The Hyde stood very still, half crouching like an animal, his eyes darting back and forth though his head never moved, searching out which of us was the weakest and most vulnerable. The one it would be most fun to torment. His crafty eyes finally settled on Honey, the only woman in our company, and her dark coffee face went stiff and taut under the impact of his loathsome gaze.
“Pretty pretty,” said the Hyde in a voice smooth as silk, sweet as cyanide. “So good of you to come visit me in my backyard kingdom. I like you. You look good enough to eat.”
“Shut your filthy mouth,” said Honey. Her voice wasn’t as firm as usual. She couldn’t hide the revulsion she felt.
“Change back,” Walker said to the Hyde. “Become human again.”
But though his words cracked on the night with all the authority of a man used to being obeyed, it wasn’t enough. They were just words. He’d used up all his Voice. The Hyde laughed soundlessly at him.

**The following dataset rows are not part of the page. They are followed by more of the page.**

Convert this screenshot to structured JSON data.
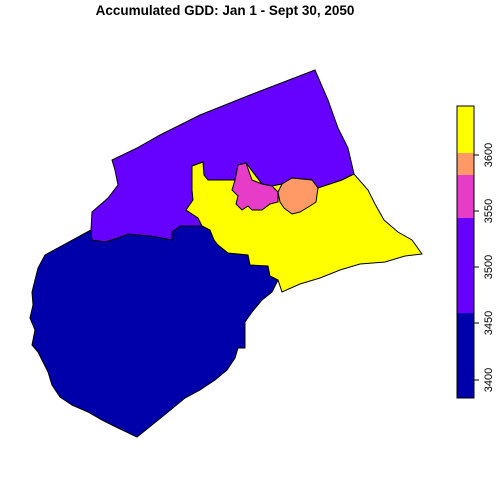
{
  "map": {
    "title": "Accumulated GDD: Jan 1 - Sept 30, 2050"
  },
  "legend": {
    "ticks": [
      "3400",
      "3450",
      "3500",
      "3550",
      "3600"
    ],
    "classes": [
      {
        "range": "3375-3450",
        "color": "#0000AA"
      },
      {
        "range": "3450-3525",
        "color": "#6600FF"
      },
      {
        "range": "3525-3550",
        "color": "#E63CC7"
      },
      {
        "range": "3550-3575",
        "color": "#FF9966"
      },
      {
        "range": "3575-3640",
        "color": "#FFFF00"
      }
    ]
  },
  "regions": [
    {
      "id": "southwest",
      "class": 0
    },
    {
      "id": "north",
      "class": 1
    },
    {
      "id": "central-east",
      "class": 4
    },
    {
      "id": "central-magenta",
      "class": 2
    },
    {
      "id": "central-orange",
      "class": 3
    }
  ]
}
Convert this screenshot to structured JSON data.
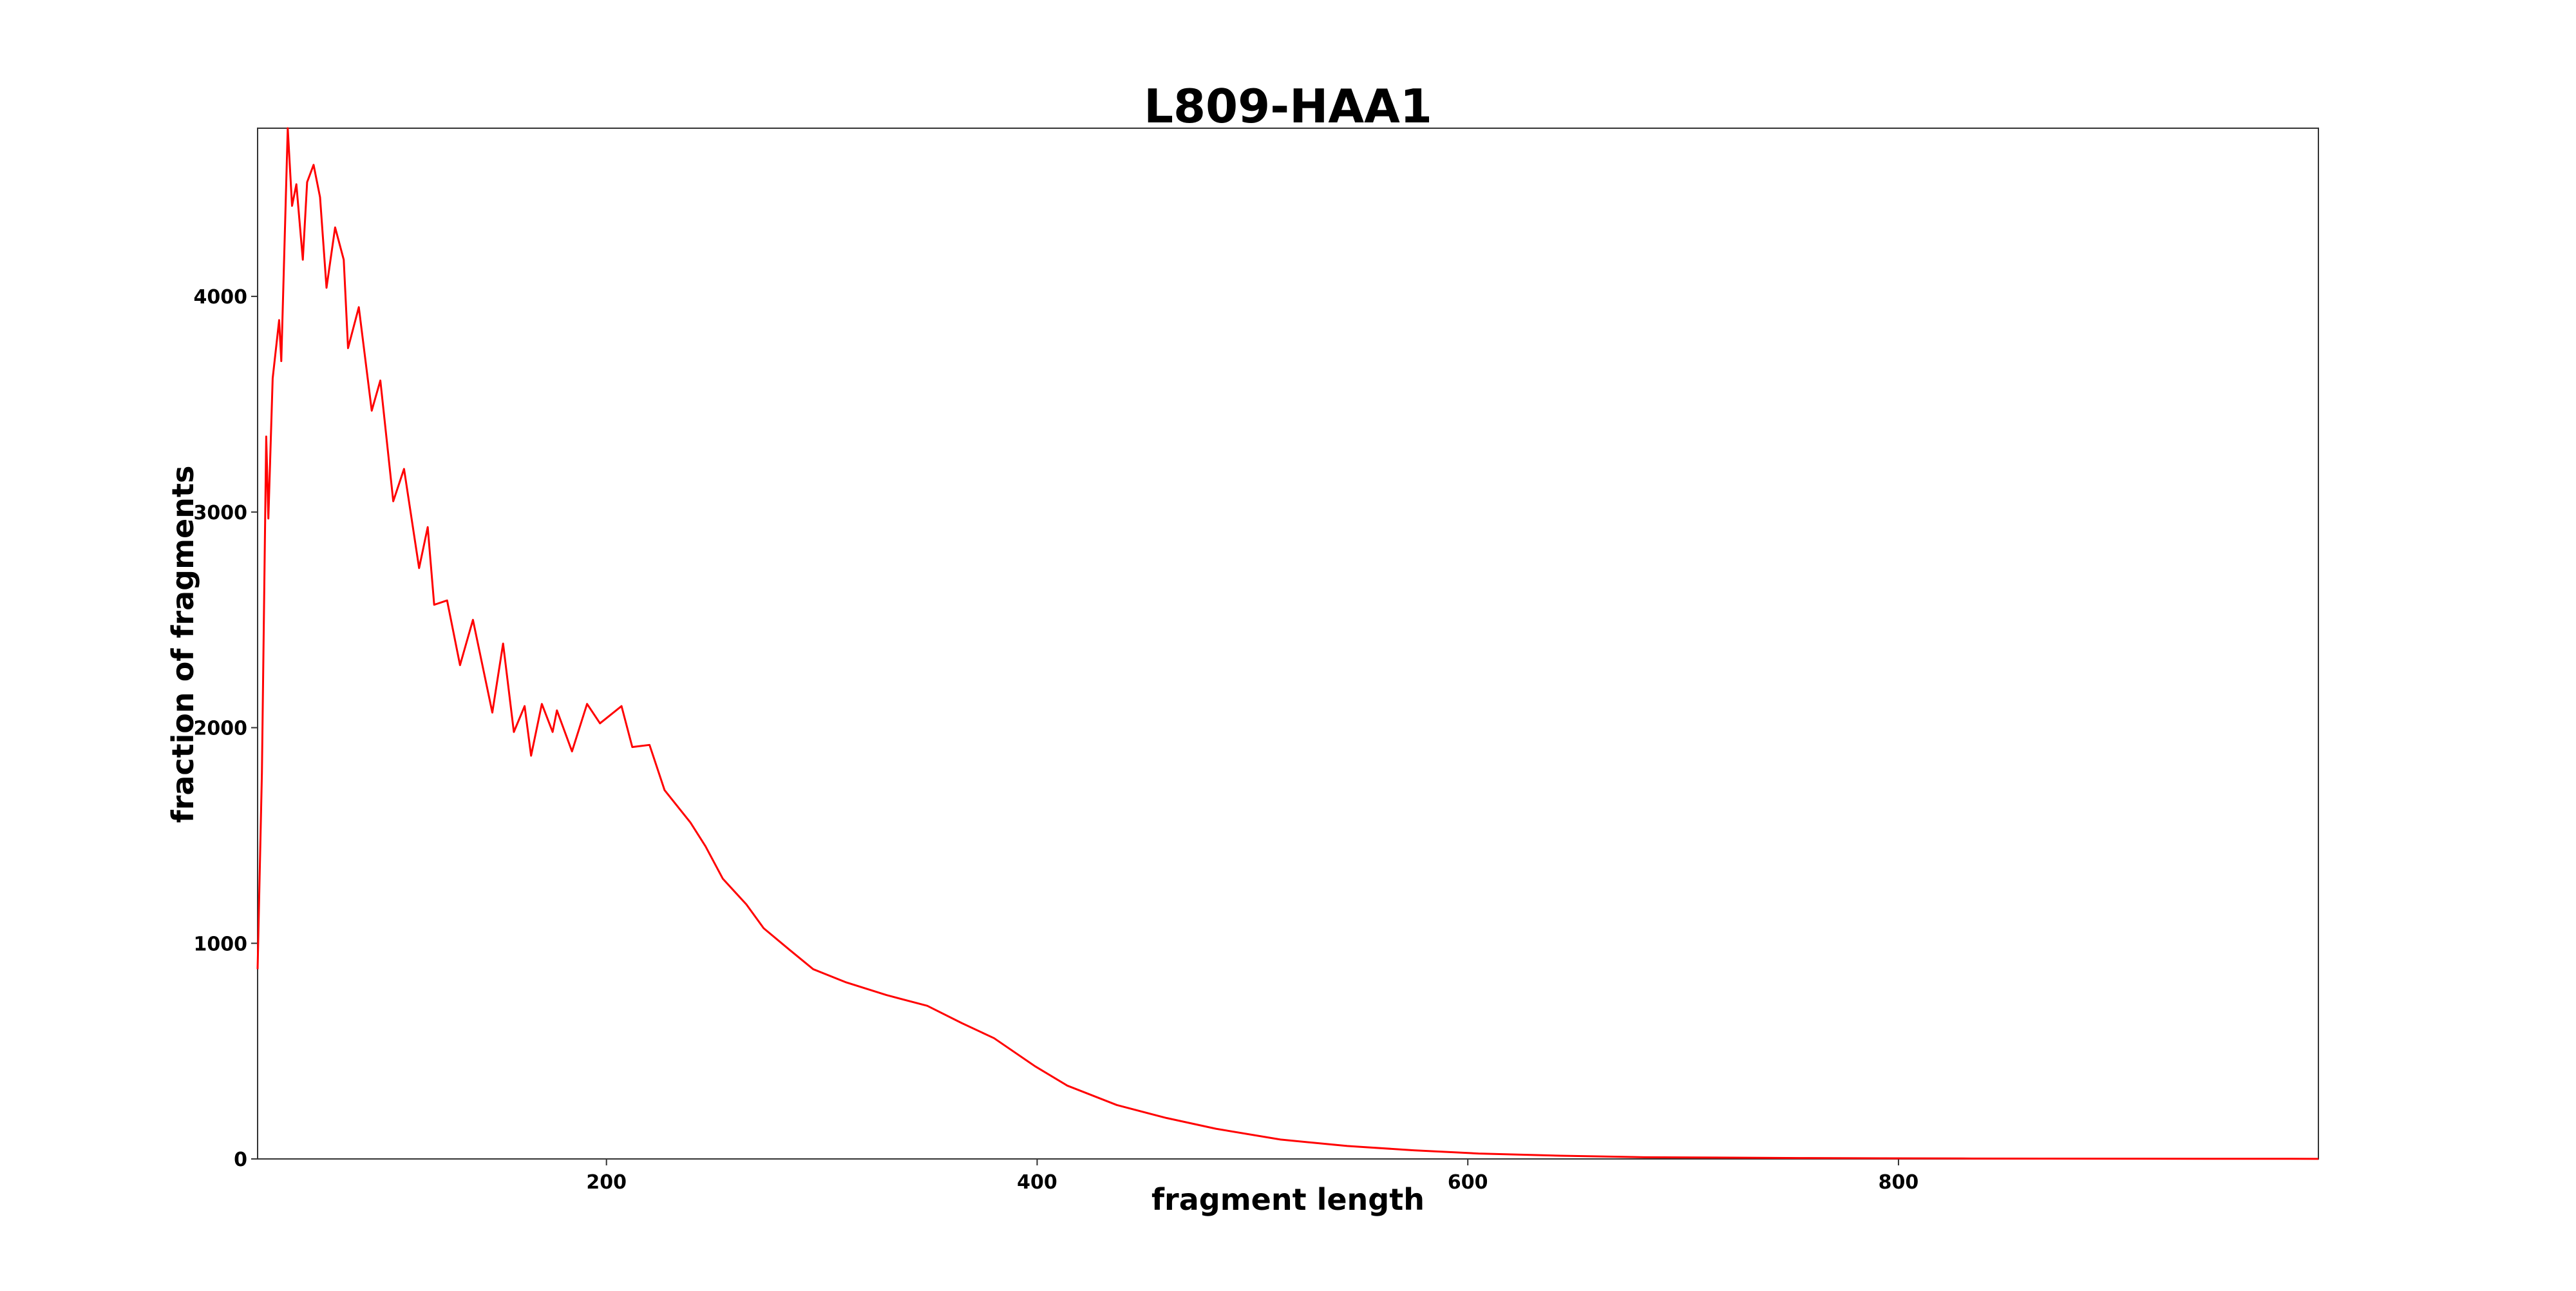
{
  "chart_data": {
    "type": "line",
    "title": "L809-HAA1",
    "xlabel": "fragment length",
    "ylabel": "fraction of fragments",
    "x": [
      38,
      40,
      42,
      43,
      45,
      48,
      49,
      52,
      54,
      56,
      59,
      61,
      64,
      67,
      70,
      74,
      78,
      80,
      85,
      91,
      95,
      101,
      106,
      113,
      117,
      120,
      126,
      132,
      138,
      147,
      152,
      157,
      162,
      165,
      170,
      175,
      177,
      184,
      191,
      197,
      207,
      212,
      220,
      227,
      239,
      246,
      254,
      265,
      273,
      285,
      296,
      311,
      330,
      349,
      365,
      380,
      399,
      414,
      437,
      460,
      483,
      513,
      544,
      575,
      605,
      643,
      682,
      758,
      834,
      910,
      995
    ],
    "series": [
      {
        "name": "L809-HAA1",
        "color": "#ff0000",
        "values": [
          880,
          1790,
          3350,
          2970,
          3620,
          3890,
          3700,
          4780,
          4420,
          4520,
          4170,
          4530,
          4610,
          4460,
          4040,
          4320,
          4170,
          3760,
          3950,
          3470,
          3610,
          3050,
          3200,
          2740,
          2930,
          2570,
          2590,
          2290,
          2500,
          2070,
          2390,
          1980,
          2100,
          1870,
          2110,
          1980,
          2080,
          1890,
          2110,
          2020,
          2100,
          1910,
          1920,
          1710,
          1560,
          1450,
          1300,
          1180,
          1070,
          970,
          880,
          820,
          760,
          710,
          630,
          560,
          430,
          340,
          250,
          190,
          140,
          90,
          60,
          40,
          25,
          15,
          8,
          4,
          2,
          1,
          0.5
        ]
      }
    ],
    "xlim": [
      38,
      995
    ],
    "ylim": [
      0,
      4780
    ],
    "xticks": [
      200,
      400,
      600,
      800
    ],
    "yticks": [
      0,
      1000,
      2000,
      3000,
      4000
    ]
  }
}
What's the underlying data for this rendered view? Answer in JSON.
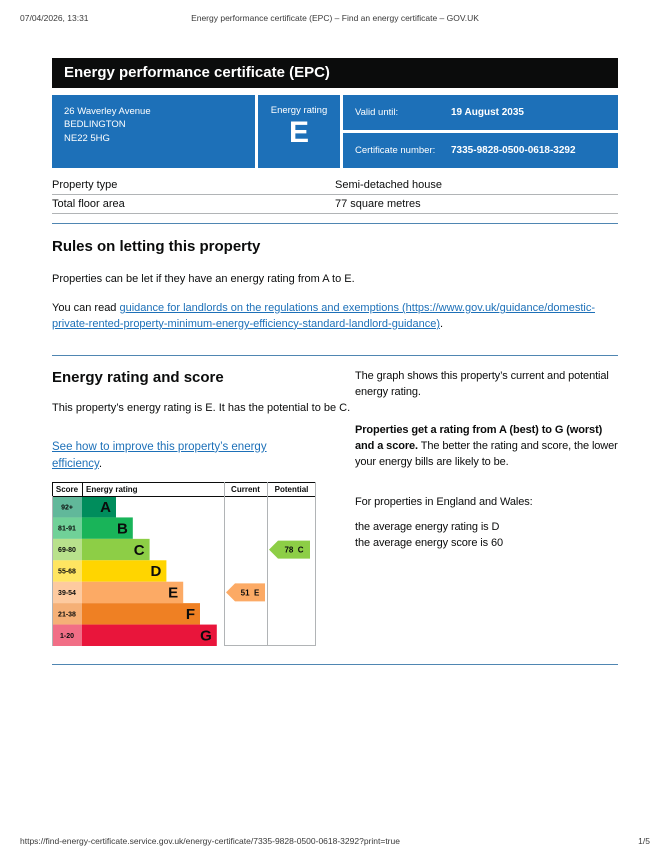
{
  "print_header": {
    "datetime": "07/04/2026, 13:31",
    "title": "Energy performance certificate (EPC) – Find an energy certificate – GOV.UK"
  },
  "banner": {
    "title": "Energy performance certificate (EPC)"
  },
  "summary": {
    "address_lines": [
      "26 Waverley Avenue",
      "BEDLINGTON",
      "NE22 5HG"
    ],
    "rating_label": "Energy rating",
    "rating_value": "E",
    "valid_until_label": "Valid until:",
    "valid_until_value": "19 August 2035",
    "certificate_number_label": "Certificate number:",
    "certificate_number_value": "7335-9828-0500-0618-3292"
  },
  "property_table": {
    "rows": [
      {
        "label": "Property type",
        "value": "Semi-detached house"
      },
      {
        "label": "Total floor area",
        "value": "77 square metres"
      }
    ]
  },
  "letting": {
    "heading": "Rules on letting this property",
    "para1": "Properties can be let if they have an energy rating from A to E.",
    "para2_prefix": "You can read ",
    "para2_link": "guidance for landlords on the regulations and exemptions (https://www.gov.uk/guidance/domestic-private-rented-property-minimum-energy-efficiency-standard-landlord-guidance)",
    "para2_suffix": "."
  },
  "rating_section": {
    "heading": "Energy rating and score",
    "para1": "This property’s energy rating is E. It has the potential to be C.",
    "link": "See how to improve this property’s energy efficiency",
    "link_suffix": ".",
    "right_para1": "The graph shows this property’s current and potential energy rating.",
    "right_para2_bold": "Properties get a rating from A (best) to G (worst) and a score.",
    "right_para2_rest": " The better the rating and score, the lower your energy bills are likely to be.",
    "right_para3": "For properties in England and Wales:",
    "right_line1": "the average energy rating is D",
    "right_line2": "the average energy score is 60"
  },
  "chart_data": {
    "type": "bar",
    "title": "Energy efficiency rating chart",
    "columns": [
      "Score",
      "Energy rating",
      "Current",
      "Potential"
    ],
    "bands": [
      {
        "score_range": "92+",
        "letter": "A",
        "color": "#008d5c"
      },
      {
        "score_range": "81-91",
        "letter": "B",
        "color": "#19b459"
      },
      {
        "score_range": "69-80",
        "letter": "C",
        "color": "#8dce46"
      },
      {
        "score_range": "55-68",
        "letter": "D",
        "color": "#ffd500"
      },
      {
        "score_range": "39-54",
        "letter": "E",
        "color": "#fcaa65"
      },
      {
        "score_range": "21-38",
        "letter": "F",
        "color": "#ef8023"
      },
      {
        "score_range": "1-20",
        "letter": "G",
        "color": "#e9153b"
      }
    ],
    "current": {
      "score": 51,
      "rating": "E",
      "band_index": 4
    },
    "potential": {
      "score": 78,
      "rating": "C",
      "band_index": 2
    }
  },
  "print_footer": {
    "url": "https://find-energy-certificate.service.gov.uk/energy-certificate/7335-9828-0500-0618-3292?print=true",
    "page": "1/5"
  },
  "colors": {
    "govuk_blue": "#1d70b8",
    "banner_black": "#0b0c0c",
    "divider_blue": "#4f86b2",
    "table_border": "#b1b4b6",
    "link_blue": "#1d70b8",
    "line_black": "#0b0c0c",
    "line_gray": "#b1b4b6"
  }
}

“What’s your name?” I said. He looked at me, and the force of his gaze was like a backhand across the face.
“Names,” he said. “Why, sir, does plague have a name? Does rape or torture, cancer or senility have a name or identity? I am what I am, and I glory in it. I’ll trample you all beneath my feet, rip the flesh off your bones, and stick my dick in all the holes I make.”
“Your name,” I said. “Tell me your name.”
“You mean, who I was, good sir? Forget him. He doesn’t matter. He never did. But I matter. I will do terrible things until the world sickens from my very presence. I will wade in blood and offal and sing happy songs, and I will make children from every woman I meet, because I am a very potent nightmare. I will people this land with Hydes, remake this rotten world in my awful image, and love every minute of it. My name? Edward Hyde, at your service, sir, and this is Hell nor am I out of it. The old jokes are always the best, are they not?”
His smile was very broad now, and I hated him more than I had ever hated anyone.
“How does it feel?” said Peter, fighting to keep his voice steady. “How does it feel, to be Hyde?”